Danach sofort in die Vollen: Steiler Anstieg parallel zu einer Autobahnbrücke (A8). Mit noch ausgeruhten Beinen ein Leichtes. Sollte man denken, fühlt sich aber nicht so an. Und wenn schon, bin nicht mal eingelaufen. Die Steilwand flacht ab und ich überquere die erste Straße. Kein Verkehr, rüber und weiter. Vorbei am Grüngutsammelplatz, verfolgt von einem Auto, dessen Insasse
offenbar den „Tag von Kaspar, Melchior und Balthasar“ nutzt, um was auch immer zu deponieren. Das Rumoren von der nahen Autobahn weist mir akustisch den Weg. Noch jedes Mal, wenn ich hier vorbei joggte, dabei den stets lebhaften Verkehr auf sechs Spuren überblickte, kam mir dieselbe Frage in den Sinn: Wo kommen die alle her und wo wollen die alle hin? Und vermutlich zeugte meine Verwunderung jedes Mal denselben Antwortgedanken wie heute: Vermutlich haben sie einen ähnlich „kriegsentscheidenden“ Grund am Feiertag automobil zu sein wie du selbst!
Ich verschwinde im nahen Wald, werde das Geräusch von auf Asphalt abrollendem Gummi aber nicht los. Dem Wald fehlt das dämpfende Laub. Mein „Gummi“ rollt noch immer eher mittelprächtig, verursacht zudem leicht schmatzende Geräusche auf dem von reichlich
Regen aufgeweichten Waldweg. Leicht aufwärts voran in der Hoffnung mich endlich freizulaufen. Hoffnung, die sich kurz darauf, entlang eines flachen, zuletzt sogar leicht abfallenden Kilometers erfüllen sollte - es aber nicht tut. Kurze Ablenkung in Höhe des Mammutbaums*, dessen Imposanz mich einmal mehr beeindruckt. Menschenfuß auf Baumfuß zum Größenvergleich …
*) Begriffe, auf die in diesem Text nicht näher eingegangen wird, wie beispielsweise der „Mammutbaum“ im vorstehenden Abschnitt oder „SOLAWI“ im folgenden, findet, wer Näheres wissen möchte, in meinem ersten „RuR-Laufbericht“ im Berichtsjahr 2021 erläutert (Titel damals: „Wieder Schatten fangen“).
Ich sammele Kilometer im Wald, drei, vier, fünf …, die anfängliche Körperschwere will nicht weichen. Schon jetzt steht fest, dass mir die Marathonpremiere im neuen Jahr nicht in den Schoß fallen wird.
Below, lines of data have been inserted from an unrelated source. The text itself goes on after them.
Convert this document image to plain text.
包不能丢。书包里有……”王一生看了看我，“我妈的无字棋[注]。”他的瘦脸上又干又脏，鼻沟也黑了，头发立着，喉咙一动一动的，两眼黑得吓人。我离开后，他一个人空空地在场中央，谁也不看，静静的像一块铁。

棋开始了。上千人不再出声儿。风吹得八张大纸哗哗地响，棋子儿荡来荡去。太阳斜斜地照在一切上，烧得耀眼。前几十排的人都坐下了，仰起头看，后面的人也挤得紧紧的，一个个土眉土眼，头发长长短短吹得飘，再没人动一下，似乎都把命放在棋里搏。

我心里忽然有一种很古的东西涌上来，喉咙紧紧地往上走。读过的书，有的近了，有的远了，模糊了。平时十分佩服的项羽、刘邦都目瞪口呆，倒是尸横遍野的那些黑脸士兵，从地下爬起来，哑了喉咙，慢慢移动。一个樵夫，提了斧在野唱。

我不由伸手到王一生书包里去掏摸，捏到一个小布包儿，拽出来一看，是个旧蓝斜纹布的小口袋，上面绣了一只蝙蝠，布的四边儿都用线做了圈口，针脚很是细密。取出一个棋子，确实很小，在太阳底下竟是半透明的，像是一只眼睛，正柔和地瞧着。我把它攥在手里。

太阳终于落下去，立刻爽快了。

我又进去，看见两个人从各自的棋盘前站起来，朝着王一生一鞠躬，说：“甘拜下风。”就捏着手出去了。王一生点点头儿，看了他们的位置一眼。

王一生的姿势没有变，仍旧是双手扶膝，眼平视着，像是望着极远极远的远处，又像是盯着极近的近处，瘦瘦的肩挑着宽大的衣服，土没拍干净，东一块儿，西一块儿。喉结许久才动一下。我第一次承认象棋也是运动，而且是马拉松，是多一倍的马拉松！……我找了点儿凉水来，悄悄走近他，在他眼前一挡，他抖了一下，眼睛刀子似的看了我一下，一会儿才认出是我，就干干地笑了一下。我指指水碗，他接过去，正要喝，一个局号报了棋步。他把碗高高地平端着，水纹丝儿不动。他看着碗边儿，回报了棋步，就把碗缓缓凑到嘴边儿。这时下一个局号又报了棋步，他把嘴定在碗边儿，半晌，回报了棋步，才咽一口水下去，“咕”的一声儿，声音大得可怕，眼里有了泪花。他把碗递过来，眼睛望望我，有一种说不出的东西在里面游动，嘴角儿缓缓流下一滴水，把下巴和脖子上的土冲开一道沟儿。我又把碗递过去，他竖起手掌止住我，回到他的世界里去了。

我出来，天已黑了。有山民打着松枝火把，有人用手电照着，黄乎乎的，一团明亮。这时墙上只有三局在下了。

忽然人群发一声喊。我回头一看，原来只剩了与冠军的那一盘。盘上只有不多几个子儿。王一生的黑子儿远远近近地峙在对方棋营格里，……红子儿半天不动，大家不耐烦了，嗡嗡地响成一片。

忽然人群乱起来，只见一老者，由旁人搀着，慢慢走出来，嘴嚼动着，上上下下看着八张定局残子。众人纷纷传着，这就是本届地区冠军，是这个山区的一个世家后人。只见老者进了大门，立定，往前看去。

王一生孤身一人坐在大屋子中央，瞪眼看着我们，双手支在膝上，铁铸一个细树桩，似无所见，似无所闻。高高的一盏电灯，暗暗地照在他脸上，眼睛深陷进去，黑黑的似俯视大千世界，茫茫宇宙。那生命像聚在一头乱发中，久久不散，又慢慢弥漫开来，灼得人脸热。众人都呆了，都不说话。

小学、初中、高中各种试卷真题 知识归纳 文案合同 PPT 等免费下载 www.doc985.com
Ich werde sie mir ähnlich hart erstreiten müssen wie das Finale im Vorjahr. Raus aus dem Wald, alsbald vorbei an den
jahreszeitlich brachliegenden Feldern der „SOLAWI“, der „Soldidarischen Landwirtschaft Heckengäu eG“. Vorzeiten bezeichnete ein Schild den Namen der Agrarkooperative, den Rest er-googlte ich im Internet. Heute steht da auch eine Tafel, darauf lediglich ein Hinweis zum Anbau „hochwertiger Lebensmittel“. Spontan ärgere ich mich über dieses Schild und forsche in den nächsten Laufminuten, welche Laus mir da wohl gerade über die Leber joggt. Raus kommt das: Zielt nicht jeder Anbau von Feldfrüchten spätestens nach Weiterverarbeitung oder Verwertung (und sei es als Tierfutter) auf die Erzeugung hochwertiger Lebensmittel? Ich erinnere mich beispielsweise an ein leuchtend gelbes Rapsfeld, das den SOLAWI-Äckern gegenüber lag. Bekanntermaßen produziert die Landwirtschaft unserer Tage auch Biomasse zur Energiegewinnung. Aber erstens nicht überwiegend und sicher nicht hier auf dieser überaus fruchtbaren Krume im Heckengäu. Also wozu diese elitäre Abgrenzung? Ebendieses Empfinden stellt sich bei mir ein: Da will sich jemand abheben vom Durchschnitt
oder gar Minderwertigen. Schau her: Hier pflanzt die Bio-Elite kein popliger Bauer. Mir gefällt die Idee, auf die „SOLAWI“ gründet, ihr plakatives Überheben dagegen gar nicht …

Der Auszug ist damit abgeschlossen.